Comment by larsiusprime
1 year ago
And to anyone who feels like telling me what a bad person I am for drawing the line in a slightly different place than you do on Euthanasia — go read Four Magic Words before you post something glib assuming you know anything about my reasoning and motivations.
Go ahead and have a reasoned debate about euthanasia if you want — I’ve never subscribed to “the person who is suffering the most this second gets to be right about everything.”
Just know five things:
1) I respect you if you would make a different decision than I would.
2) I landed in about the most controversial edge case imaginable.
3) You don’t know me
4) It has not been sentimental, romantic, or spiritually invigorating. It’s been horrible.
5) I don’t do this because I can’t emotionally bear to be parted with what’s left of him. It’s the opposite if anything.
Hey man, I don't know you and you don't know me, but if I may I'd like to point out that you don't have to explain your feelings or thoughts to a bunch of strangers on the Internet. Just getting them out there, in this form, is a gift for anyone willing to receive it.
Thank you.
I don't disagree with you, but it actually seems like a great strategy to avoid internet arguments... My grandfather used to tell a story about how when he was a child he'd get beat up on the way home by the bullies on the corner (circa 1950).
He resolved it with a similar approach - run in headfirst, fists flying, clobber everybody before they knew what hit em, and bounce. Seems a good idea to quash the trolls before they even get started.

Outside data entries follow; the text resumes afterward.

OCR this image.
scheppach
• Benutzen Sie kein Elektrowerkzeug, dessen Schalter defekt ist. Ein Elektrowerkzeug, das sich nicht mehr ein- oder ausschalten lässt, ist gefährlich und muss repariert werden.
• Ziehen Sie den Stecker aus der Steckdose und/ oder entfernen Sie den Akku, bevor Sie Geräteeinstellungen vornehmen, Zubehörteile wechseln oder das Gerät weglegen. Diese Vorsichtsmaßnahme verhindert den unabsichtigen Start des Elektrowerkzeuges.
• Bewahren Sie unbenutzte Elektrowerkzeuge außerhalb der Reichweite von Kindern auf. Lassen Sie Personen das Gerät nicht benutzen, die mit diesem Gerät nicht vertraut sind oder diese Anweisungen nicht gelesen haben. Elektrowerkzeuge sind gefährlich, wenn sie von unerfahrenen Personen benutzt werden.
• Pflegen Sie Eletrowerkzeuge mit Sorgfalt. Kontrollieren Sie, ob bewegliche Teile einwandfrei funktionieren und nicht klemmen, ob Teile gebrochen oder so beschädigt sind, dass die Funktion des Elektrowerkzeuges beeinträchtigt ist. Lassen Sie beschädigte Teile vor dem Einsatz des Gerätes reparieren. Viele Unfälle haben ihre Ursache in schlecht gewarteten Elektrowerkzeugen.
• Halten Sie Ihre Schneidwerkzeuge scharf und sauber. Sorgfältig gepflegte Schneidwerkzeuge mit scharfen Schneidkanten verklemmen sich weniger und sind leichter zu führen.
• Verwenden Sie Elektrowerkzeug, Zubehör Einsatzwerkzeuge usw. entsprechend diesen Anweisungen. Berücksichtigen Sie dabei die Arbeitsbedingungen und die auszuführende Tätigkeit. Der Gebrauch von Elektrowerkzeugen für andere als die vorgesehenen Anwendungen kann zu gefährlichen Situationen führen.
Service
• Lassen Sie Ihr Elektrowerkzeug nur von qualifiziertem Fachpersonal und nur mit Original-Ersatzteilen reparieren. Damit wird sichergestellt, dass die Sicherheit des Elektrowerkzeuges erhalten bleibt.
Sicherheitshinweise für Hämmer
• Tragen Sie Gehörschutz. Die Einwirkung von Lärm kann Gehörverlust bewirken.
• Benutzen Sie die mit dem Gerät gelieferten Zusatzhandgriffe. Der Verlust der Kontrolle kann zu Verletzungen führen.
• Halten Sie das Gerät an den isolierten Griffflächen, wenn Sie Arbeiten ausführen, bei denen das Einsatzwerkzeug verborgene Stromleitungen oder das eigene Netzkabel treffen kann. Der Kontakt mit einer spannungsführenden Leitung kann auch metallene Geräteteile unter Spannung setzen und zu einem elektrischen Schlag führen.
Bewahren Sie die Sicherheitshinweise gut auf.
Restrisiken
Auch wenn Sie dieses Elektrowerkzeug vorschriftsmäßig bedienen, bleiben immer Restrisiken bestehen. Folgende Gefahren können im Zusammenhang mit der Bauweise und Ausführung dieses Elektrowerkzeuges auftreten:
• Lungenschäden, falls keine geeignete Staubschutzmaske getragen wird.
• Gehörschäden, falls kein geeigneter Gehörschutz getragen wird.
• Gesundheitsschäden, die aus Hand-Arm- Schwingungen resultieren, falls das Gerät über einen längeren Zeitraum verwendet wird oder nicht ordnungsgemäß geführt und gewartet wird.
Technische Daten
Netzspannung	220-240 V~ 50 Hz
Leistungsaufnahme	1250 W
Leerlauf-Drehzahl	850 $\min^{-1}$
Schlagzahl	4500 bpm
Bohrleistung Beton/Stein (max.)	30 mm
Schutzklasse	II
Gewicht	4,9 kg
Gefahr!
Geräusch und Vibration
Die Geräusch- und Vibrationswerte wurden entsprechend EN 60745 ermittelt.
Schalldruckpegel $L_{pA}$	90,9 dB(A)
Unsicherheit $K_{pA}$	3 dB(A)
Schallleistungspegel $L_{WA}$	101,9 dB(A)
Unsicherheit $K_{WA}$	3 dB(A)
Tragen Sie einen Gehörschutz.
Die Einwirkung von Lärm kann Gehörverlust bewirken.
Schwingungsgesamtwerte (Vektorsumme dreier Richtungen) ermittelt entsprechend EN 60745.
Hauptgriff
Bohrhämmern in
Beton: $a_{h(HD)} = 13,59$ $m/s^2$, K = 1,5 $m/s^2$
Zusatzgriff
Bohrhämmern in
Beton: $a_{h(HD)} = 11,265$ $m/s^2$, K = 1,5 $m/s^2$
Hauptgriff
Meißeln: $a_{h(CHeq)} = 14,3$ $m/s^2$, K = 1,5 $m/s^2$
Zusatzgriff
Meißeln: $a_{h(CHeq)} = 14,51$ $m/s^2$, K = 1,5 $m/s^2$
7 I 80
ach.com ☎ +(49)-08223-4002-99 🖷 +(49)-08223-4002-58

> 4) It has not been sentimental, romantic, or spiritually invigorating. It’s been horrible.
I've been reading everything you've posted and this is my favorite line. Nothing about what's happened with my son has made me better.
It seems you are following the ethical course, and this is commendable. As you may already know, in ethics we distinguish between ordinary and extraordinary (or disproportionate) care. But while we may licitly refuse disproportionate care, at least in many cases, we cannot intentionally cause the death of anyone (ourselves or another; the "self-ownership" thesis is likely responsible for the view that we can licitly do anything to ourselves as if we were some kind of property, but we are not objects, and what is morally good is objective and not fully accounted for by consent, or utility). We may not purposefully speed up anyone's death, but we can, in some cases, where proportionality is preserved, permit treatment or refuse treatment, knowing that an unintended side effect is the hastening of death (like, perhaps, alleviation of pain).
In any case, know that such circumstances as yours, if we respond to them rightly, perfect us in the virtue of charity, the highest and greatest of virtues.
I wish your son, you, and your family comfort and joy. Do not despair. Fear not. Pax vobiscum.
I find your comment very distasteful. It is written as if you know The One True Path, and anyone who strays from Your Path is unethical.
I find your comment particularly distasteful in light of the fact that you were replying to a comment by the writer in which he acknowledged that people might make different choices if placed in the same situation that he was in.
Finally, some of the things you wrote are obviously wrong. For example:
>We may not purposefully speed up anyone’s death
Nonsense. If someone is trying to kill me, I may be justified in killing them.
> what is morally good is objective and not fully accounted for by consent, or utility.
Could you elaborate here? I'm curious what is meant by this.